Ufuk Uras (eski milletvekili):

"Demokratik açılım süreci içerisinde yok farzedilen bir topluluğun kültürel kimliksel haklarının ön plana çıkarılması önemli. Yani herkesin kendi kültürü, dini kimliği ile yaşayacağı bir Türkiye gerçekleşmesinde önemli talepler var. Bunların derlenip toplanması, toplumun hafızası olunması açısından toplumun değişik kesimleri yanyana geldi. Önümüzdeki Anayasa çalışmalarında Çerkezlerin de taleplerinin dikkate alınacağını umut ediyoruz."
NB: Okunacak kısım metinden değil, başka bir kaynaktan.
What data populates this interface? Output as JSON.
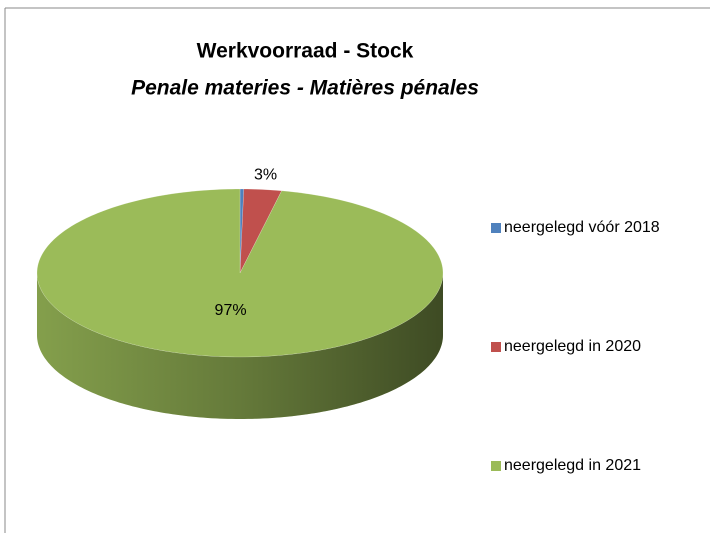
{
  "chart_data": {
    "type": "pie3d",
    "title": "Werkvoorraad - Stock",
    "subtitle": "Penale materies - Matières pénales",
    "categories": [
      "neergelegd vóór 2018",
      "neergelegd in 2020",
      "neergelegd in 2021"
    ],
    "values": [
      0.3,
      3,
      97
    ],
    "value_labels": [
      null,
      "3%",
      "97%"
    ],
    "colors": [
      "#4f81bd",
      "#c0504d",
      "#9bbb59"
    ],
    "legend": "right"
  }
}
Erol Karayel (Çerkez Hakları İnisiyatifi Yürütme Kurulu Üyesi):

"Bu çalıştayın oluşturulmasının temel hedefi, tek cümleyle Çerkez kimliğinin korunmasına yönelik uygulamaların bir an önce uygulamaya alınmasıdır. Çerkezler çok uzun olmayan geçmişlerine rağmen Türkiye'de çok çabuk kimliklerini kaybettiler. Hızlı bir erime süreci içerisindeler. Zamanın getirdiği imkanlarla, iletişim teknolojileriyle kendi kimliklerine hızlı bir dönüş süreci yaşıyorlar. Bu süreçte Türkiye'deki değişimleri de gözeterek, artık devletin demokratik devlete dönüşüp içindeki farklılıkları hepsinin birer esas unsur olduğu, hepsinin dilinin ve kültürünün yaşatılması yönünde tedbirlerin alındığı imkanların sağlandığı bir ortam sağlanmasını istiyoruz. Çerkezler önümüzdeki on yıllarda, yüz yıllarda kendi dilleri, kültürleri ve kimlikleri ile var olmak istiyorlar."